Barbecue Crossroads: Notes and Recipes from a Southern Odyssey

In stories, recipes, and photographs, James Beard Award–winning writer Robb Walsh and acclaimed documentary photographer O. Rufus Lovett take us on a barbecue odyssey from East Texas to the Carolinas and back. In Barbecue Crossroads, we meet the pitmasters who still use old-fashioned wood-fired pits, and we sample some of their succulent pork shoulders, whole hogs, savory beef, sausage, mutton, and even some barbecued baloney. Recipes for these and the side dishes, sauces, and desserts that come with them are painstakingly recorded and tested.

But Barbecue Crossroads is more than a cookbook; it is a trip back to the roots of our oldest artisan food tradition and a look at how Southern culture is changing. Walsh and Lovett trace the lineage of Southern barbecue backwards through time as they travel across a part of the country where slow-cooked meat has long been part of everyday life. What they find is not one story, but many. They visit legendary joints that don’t live up to their reputations—and discover unknown places that deserve more attention. They tell us why the corporatizing of agriculture is making it difficult for pitmasters to afford hickory wood or find whole hogs that fit on a pit.

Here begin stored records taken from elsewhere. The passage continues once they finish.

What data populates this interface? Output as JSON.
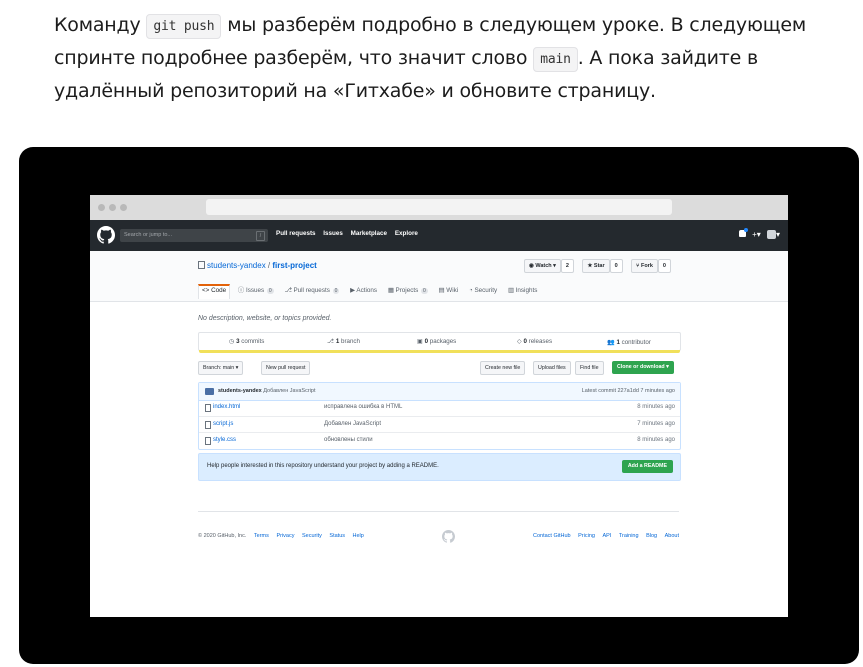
{
  "lesson": {
    "t1": "Команду ",
    "code1": "git push",
    "t2": " мы разберём подробно в следующем уроке. В следующем спринте подробнее разберём, что значит слово ",
    "code2": "main",
    "t3": ". А пока зайдите в удалённый репозиторий на «Гитхабе» и обновите страницу."
  },
  "header": {
    "search_placeholder": "Search or jump to...",
    "search_key": "/",
    "nav": [
      "Pull requests",
      "Issues",
      "Marketplace",
      "Explore"
    ],
    "plus": "+▾",
    "avatar_caret": "▾"
  },
  "repo": {
    "owner": "students-yandex",
    "sep": " / ",
    "name": "first-project",
    "watch_label": "◉ Watch ▾",
    "watch_count": "2",
    "star_label": "★ Star",
    "star_count": "0",
    "fork_label": "⑂ Fork",
    "fork_count": "0"
  },
  "tabs": [
    {
      "label": "<> Code",
      "count": ""
    },
    {
      "label": "ⓘ Issues",
      "count": "0"
    },
    {
      "label": "⎇ Pull requests",
      "count": "0"
    },
    {
      "label": "▶ Actions",
      "count": ""
    },
    {
      "label": "▦ Projects",
      "count": "0"
    },
    {
      "label": "▤ Wiki",
      "count": ""
    },
    {
      "label": "◔ Security",
      "count": ""
    },
    {
      "label": "▥ Insights",
      "count": ""
    }
  ],
  "main": {
    "description": "No description, website, or topics provided.",
    "commits_n": "3",
    "commits_label": " commits",
    "branch_n": "1",
    "branch_label": " branch",
    "packages_n": "0",
    "packages_label": " packages",
    "releases_n": "0",
    "releases_label": " releases",
    "contrib_n": "1",
    "contrib_label": " contributor",
    "branch_btn": "Branch: main ▾",
    "new_pr": "New pull request",
    "create_file": "Create new file",
    "upload_files": "Upload files",
    "find_file": "Find file",
    "clone": "Clone or download ▾"
  },
  "commit": {
    "author": "students-yandex",
    "message": "Добавлен JavaScript",
    "latest": "Latest commit 227a1dd 7 minutes ago"
  },
  "files": [
    {
      "name": "index.html",
      "msg": "исправлена ошибка в HTML",
      "age": "8 minutes ago"
    },
    {
      "name": "script.js",
      "msg": "Добавлен JavaScript",
      "age": "7 minutes ago"
    },
    {
      "name": "style.css",
      "msg": "обновлены стили",
      "age": "8 minutes ago"
    }
  ],
  "readme": {
    "text": "Help people interested in this repository understand your project by adding a README.",
    "button": "Add a README"
  },
  "footer": {
    "copyright": "© 2020 GitHub, Inc.",
    "left_links": [
      "Terms",
      "Privacy",
      "Security",
      "Status",
      "Help"
    ],
    "right_links": [
      "Contact GitHub",
      "Pricing",
      "API",
      "Training",
      "Blog",
      "About"
    ]
  }
}
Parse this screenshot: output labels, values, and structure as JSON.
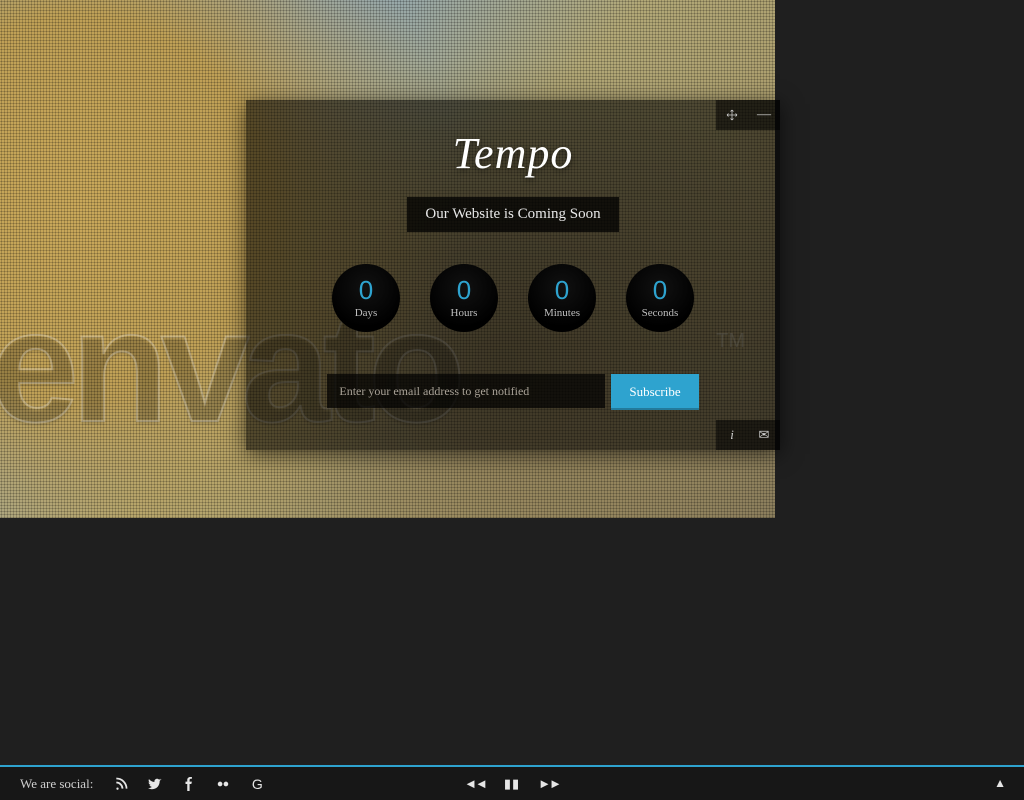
{
  "brand": "Tempo",
  "tagline": "Our Website is Coming Soon",
  "watermark": "envato",
  "watermark_tm": "TM",
  "countdown": {
    "days": {
      "value": "0",
      "label": "Days"
    },
    "hours": {
      "value": "0",
      "label": "Hours"
    },
    "minutes": {
      "value": "0",
      "label": "Minutes"
    },
    "seconds": {
      "value": "0",
      "label": "Seconds"
    }
  },
  "subscribe": {
    "placeholder": "Enter your email address to get notified",
    "button": "Subscribe"
  },
  "card_controls": {
    "info_glyph": "i",
    "mail_glyph": "✉",
    "minimize_glyph": "—"
  },
  "footer": {
    "social_label": "We are social:",
    "google_glyph": "G",
    "prev_glyph": "◄◄",
    "pause_glyph": "▮▮",
    "next_glyph": "►►",
    "top_glyph": "▲"
  },
  "colors": {
    "accent": "#2ea3cf",
    "bg_dark": "#1f1f1f",
    "footer_bg": "#171717"
  }
}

Walsh and Lovett also remind us of myriad ways that race weaves in and out of the barbecue story, from African American cooking techniques and recipes to the tastes of migrant farmworkers who ate their barbecue in meat markets, gas stations, and convenience stores because they weren’t welcome in restaurants. The authors also expose the ways that barbecue competitions and TV shows are undermining traditional barbecue culture. And they predict that the revival of the community barbecue tradition may well be its salvation.